Pennsylvania had its general-obligation rating cut one step by Moody’s Investors Service, which said this year’s budget depends on one-time revenue fixes while rising pension costs will limit the state’s finances.
The reduction to Aa3, the fourth-highest grade, affects about $13.1 billion in debt, the company said.
Pennsylvania has a “growing structural imbalance,” Moody’s said in a release. “Large and growing pension liabilities coupled with modest economic growth will limit Pennsylvania’s ability to regain structural balance in the near term.”
The state’s unfunded pension liability is set to grow by 38 percent to $65 billion in 2018, according to state estimates.

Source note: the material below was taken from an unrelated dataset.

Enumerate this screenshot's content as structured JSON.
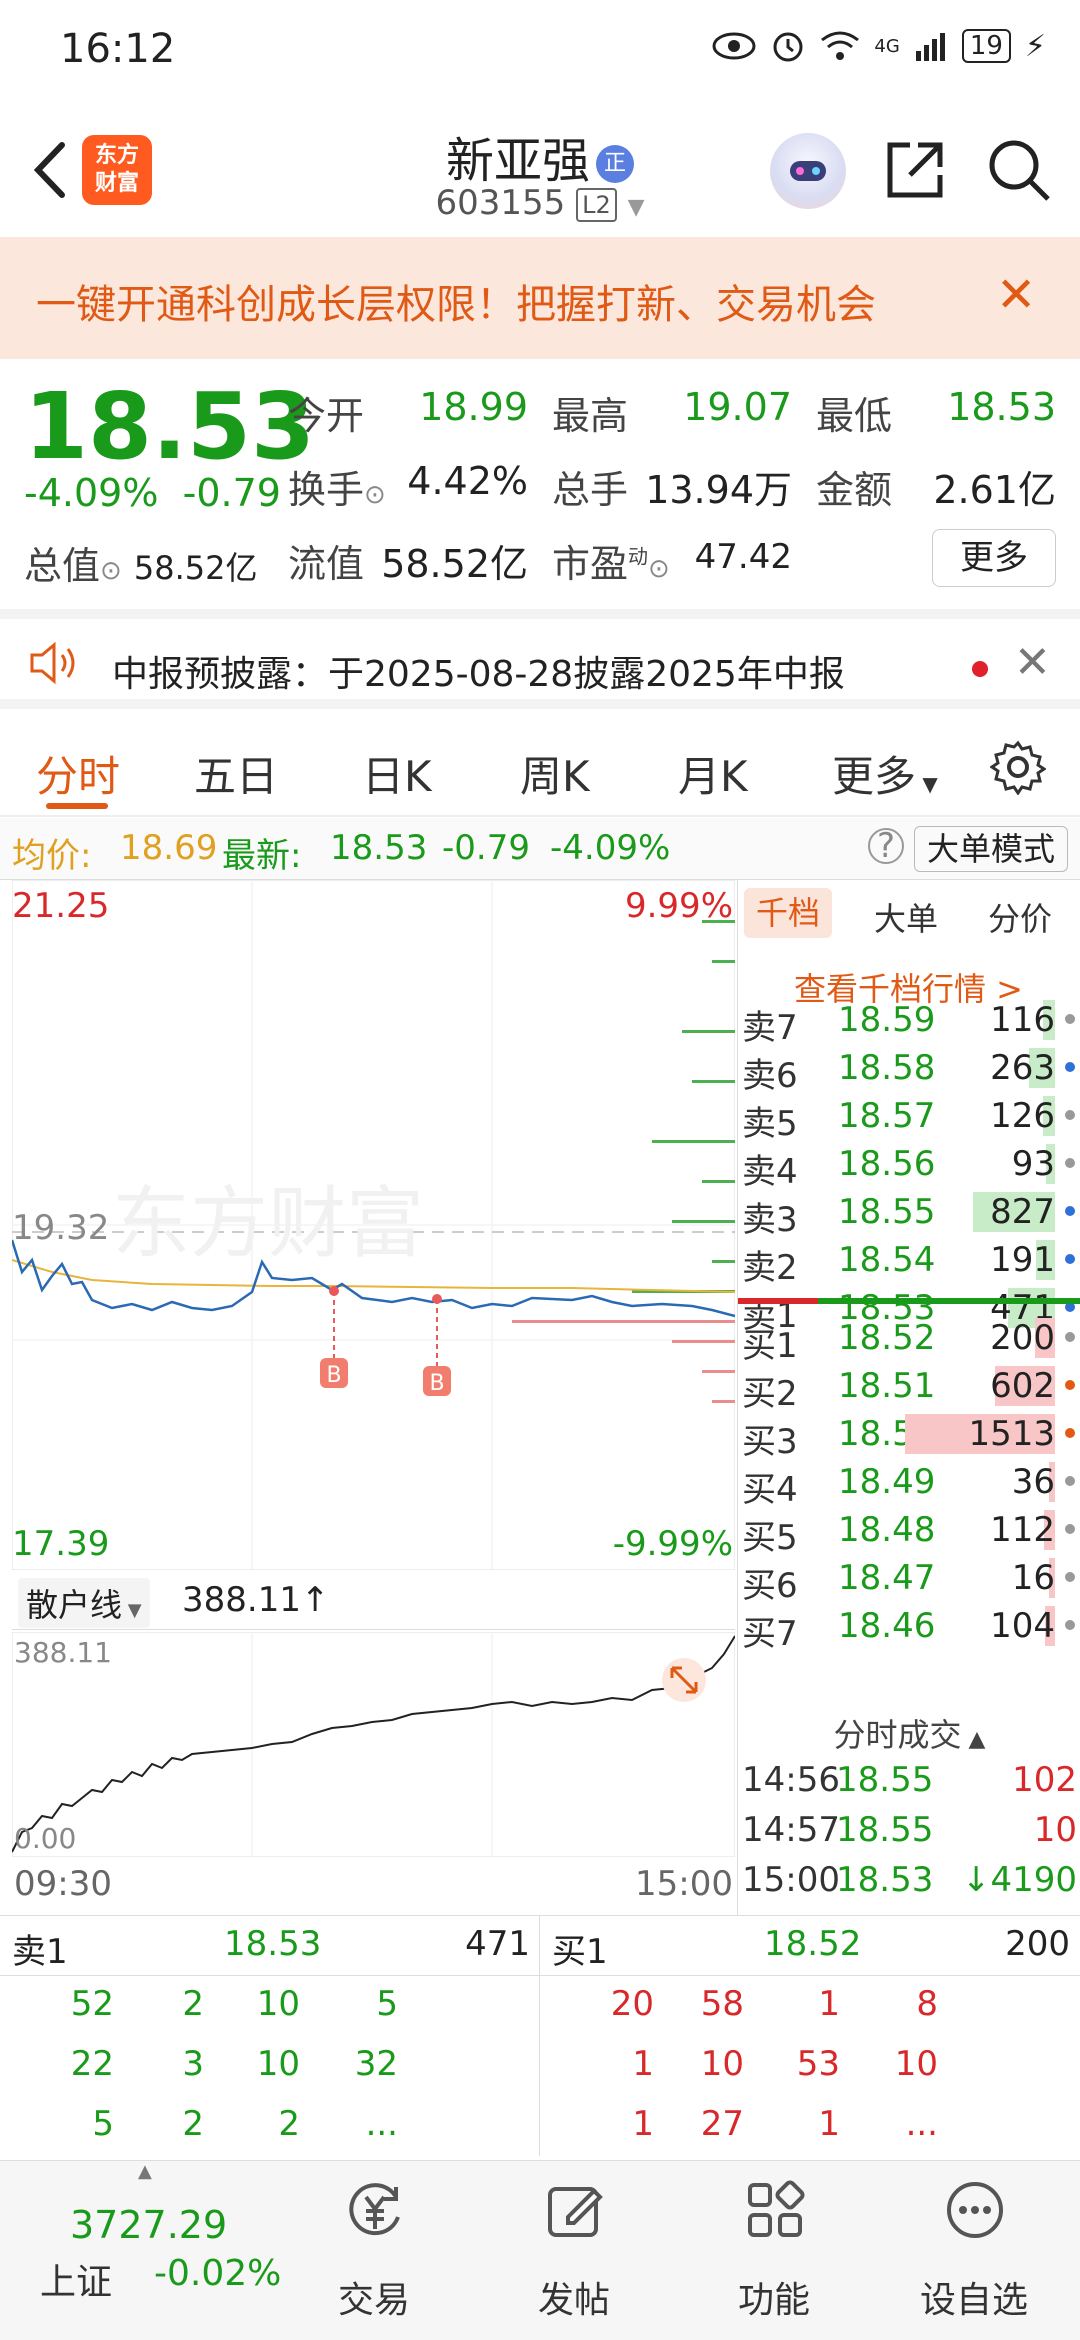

Financing retiree benefits is a deepening challenge for localities nationwide as they recover from the 18-month recession that ended in 2009. The average public system had about 72 percent of the money needed to meet retirement obligations in 2013, the Center for Retirement Research at Boston College said.
Pennsylvania administers two pension plans, covering about 700,000 people. In 2013, the combined funded ratio dropped to 62 percent from 75 percent in 2010, and Standard & Poor’s expects it to continue falling, the company said in April.
S&P last week said it will decide in the next few months whether to lower Pennsylvania’s AA rating, third highest. Eric Kim, a director at Fitch Ratings, which also grades it AA, said last week a cut is “certainly more likely than not.”